Rogers Jewelry -



G.M. Pollack and Sons

549 Congress Street, Portland, ME


Now this story has a little sparkle to it. This story begins with Rogers Jewelers on Congress Street.


Before it was G.M. Pollack & Sons—the name many Mainers remember—it was Rogers Jewelers at 549 Congress Street, right in downtown Portland. And if you look at that old black-and-white image, you might just see a storefront.


But I see something else. I see a young immigrant learning how to build a life, one customer at a time. Gerald M. Pollack, the founder, didn’t start with a chain of stores or fancy advertising. He started, like so many Jewish immigrants of his generation, by working in the trade—learning retail jewelry sales in Boston before bringing his family to Maine in 1955 with a dream and very little else.


And in those days, jewelry wasn’t just jewelry. It was trust. A wedding ring wasn’t an item—it was a promise. An engagement ring wasn’t a purchase—it was a future. And the people behind the counter? They weren’t just salesmen. They were part of your story.


The shop on Congress Street grew because customers came back—not because of flashy marketing, but because of something simpler. People felt taken care of. They were greeted like neighbors, not transactions. The kind of place where someone might spend extra time helping a nervous young man choose a ring for the most important question of his life.

That mattered. Because in a city like Portland, reputation traveled faster than any newspaper ad.


Over time, Rogers Jewelers evolved into G.M. Pollack & Sons, and what started as a single storefront grew into one of Maine’s best-known jewelry chains, eventually expanding across the state and into New Hampshire.


But here’s the part your bubbe wants you to remember. Jewish immigrant businesses like this weren’t just about success. They were about staying power. About showing up every day. About knowing your customers’ names, their children, their anniversaries, and sometimes even their struggles.


There’s a story people still tell from those early days—of a customer who came in unable to see the rings clearly. The owner didn’t rush him. He took his time, let him feel the settings, the edges, the shape. Because sometimes dignity matters more than sight, and understanding matters more than speed. That was the culture these kinds of shops built.


And for decades, G.M. Pollack became part of Maine life—wedding proposals, anniversary gifts, graduation presents, and “just because” surprises passing through those doors. Until, like so many long-standing family businesses, the world shifted. Big chains. Online shopping. Changing habits. And eventually, after sixty years, the company closed its doors in 2015, ending a chapter that had begun in that old Rogers storefront on Congress Street.

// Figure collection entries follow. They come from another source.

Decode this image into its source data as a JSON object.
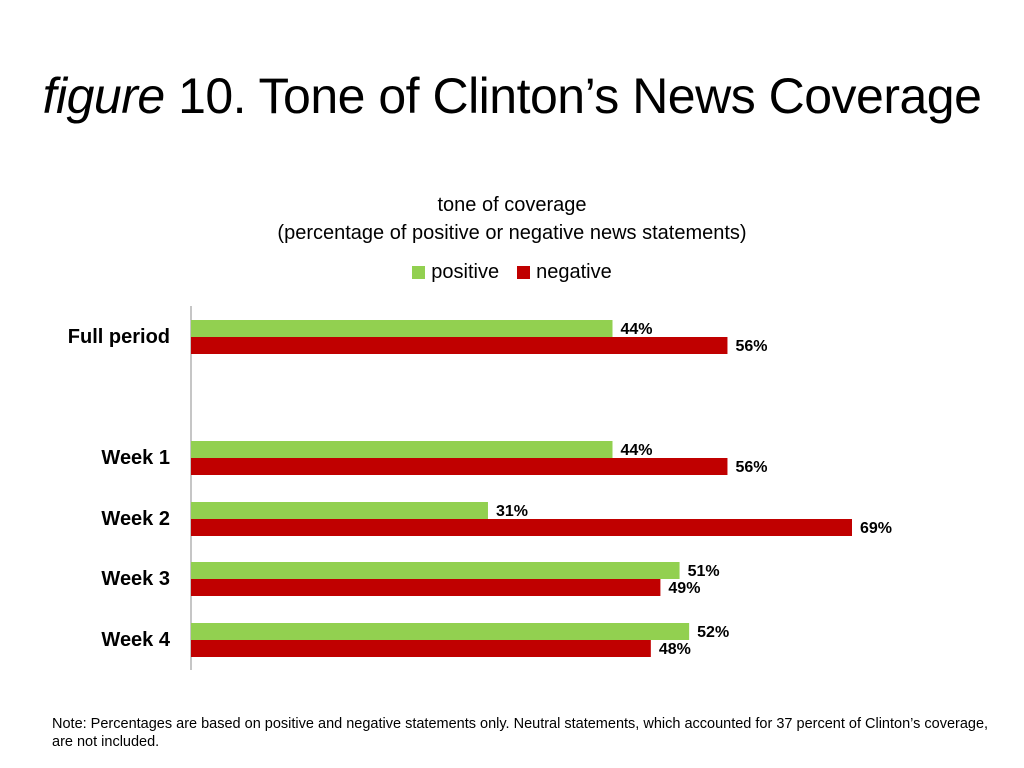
{
  "figure": {
    "prefix": "figure",
    "title": "10. Tone of Clinton’s News Coverage"
  },
  "note": "Note: Percentages are based on positive and negative statements only. Neutral statements, which accounted for 37 percent of Clinton’s coverage, are not included.",
  "chart_data": {
    "type": "bar",
    "orientation": "horizontal",
    "title": "tone of coverage",
    "subtitle": "(percentage of positive or negative news statements)",
    "categories": [
      "Full period",
      "Week 1",
      "Week 2",
      "Week 3",
      "Week 4"
    ],
    "series": [
      {
        "name": "positive",
        "color": "#92d050",
        "values": [
          44,
          44,
          31,
          51,
          52
        ]
      },
      {
        "name": "negative",
        "color": "#c00000",
        "values": [
          56,
          56,
          69,
          49,
          48
        ]
      }
    ],
    "value_suffix": "%",
    "xlim": [
      0,
      69
    ],
    "legend_position": "top",
    "grid": false
  }
}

So what do we make of a story like this? We don’t just see a jewelry store. We see a Jewish immigrant family story. We see a Portland storefront that helped thousands of people mark life’s most important moments. We see a reminder that behind every display case—behind every diamond, every gold band, every watch ticking quietly under glass—there are hands, histories, and hopes.


So the next time you pass a jewelry store window, don’t just look at the sparkle.



Ask yourself who helped bring that sparkle into someone’s life. Because somewhere back in Portland’s history, on a busy stretch of Congress Street, a little shop once taught a city that the most valuable things in the world… aren’t things at all.